The British government said on Saturday it would step in to save Scotland’s biggest building society, the latest lender crippled by the credit crunch.
The Dunfermline Building Society is expected to announce losses of £26 million (US$37 million) this week and Scottish Secretary Jim Murphy said the government was stepping in to protect depositors.
The BBC reported that the regulators — the Bank of England, the Financial Services Authority (FSA) and the British government — decided the Dunfermline was no longer viable and forced its sale.
Murphy confirmed that London was considering selling on the profitable parts of the building society to other financial institutions, while weeding out its so-called “toxic” assets.
“This organization faces real and severe difficulties. We are acting to make sure there is stability, to protect savers and to do as much as we can to save jobs and branches because Dunfermline is important,” he told BBC TV.
“If there was a standard bailout that we have seen in some of other situations, there is a real worry that the Dunfermline couldn’t actually service the debt,” Murphy said.

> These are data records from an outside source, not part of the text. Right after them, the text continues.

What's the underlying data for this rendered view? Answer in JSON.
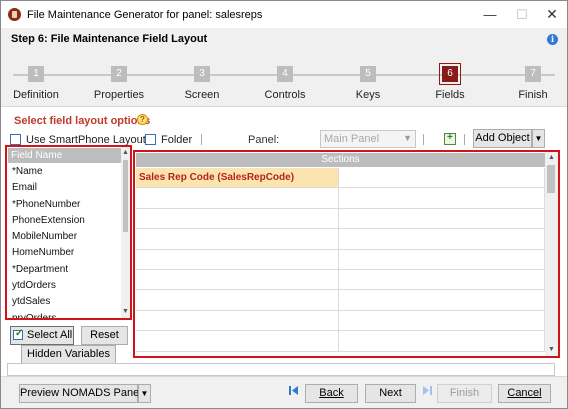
{
  "window": {
    "title": "File Maintenance Generator for panel: salesreps",
    "minimize_glyph": "—",
    "maximize_glyph": "☐",
    "close_glyph": "✕"
  },
  "header": {
    "step_title": "Step 6: File Maintenance Field Layout",
    "help_glyph": "i"
  },
  "steps": [
    {
      "number": "1",
      "label": "Definition"
    },
    {
      "number": "2",
      "label": "Properties"
    },
    {
      "number": "3",
      "label": "Screen"
    },
    {
      "number": "4",
      "label": "Controls"
    },
    {
      "number": "5",
      "label": "Keys"
    },
    {
      "number": "6",
      "label": "Fields",
      "active": true
    },
    {
      "number": "7",
      "label": "Finish"
    }
  ],
  "options": {
    "title": "Select field layout options",
    "info_glyph": "?",
    "smartphone_label": "Use SmartPhone Layout",
    "folder_label": "Folder",
    "panel_label": "Panel:",
    "panel_value": "Main Panel",
    "add_object_label": "Add Object",
    "dropdown_glyph": "▼"
  },
  "field_list": {
    "header": "Field Name",
    "items": [
      "*Name",
      "Email",
      "*PhoneNumber",
      "PhoneExtension",
      "MobileNumber",
      "HomeNumber",
      "*Department",
      "ytdOrders",
      "ytdSales",
      "pryOrders"
    ]
  },
  "sections": {
    "header": "Sections",
    "placed_field": "Sales Rep Code (SalesRepCode)"
  },
  "list_buttons": {
    "select_all": "Select All",
    "reset": "Reset",
    "hidden_variables": "Hidden Variables"
  },
  "footer": {
    "preview": "Preview NOMADS Panel",
    "back": "Back",
    "next": "Next",
    "finish": "Finish",
    "cancel": "Cancel"
  },
  "colors": {
    "accent_red": "#d0141c",
    "active_step": "#8b1a1a",
    "nav_icon_blue": "#2f7bd3",
    "highlight_cell": "#fce4b0"
  }
}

Murphy said there had to be a “long-term” solution to the society’s woes, saying other options would do little more than buy time.
He said the government was considering repeating what it did with Bradford and Bingley, a building society that last year was split into two halves, with the branches and deposits sold to Abbey and the mortgage book nationalized.
The Dunfermline, established in 1869, employs almost 500 staff and has a network of 34 branches.
Scottish First Minister Alex Salmond said he was “deeply disappointed” that the Treasury seemed to have ruled out keeping the society independent.
Murphy said it got into trouble because of “reckless” management decisions, such as going into the US subprime mortgage market.
British Prime Minister Gordon Brown, speaking in Chile at a conference of center-left politicians, stressed the government’s commitment to protecting savers throughout the economic downturn.
“Savers will be protected,” Brown said in Vina del Mar, TV pictures showed. “It is important to recognise that throughout this whole crisis, everyone who has been saving in a UK institution has been protected.”
The Dunfermline had posted a £2 million profit in 2007.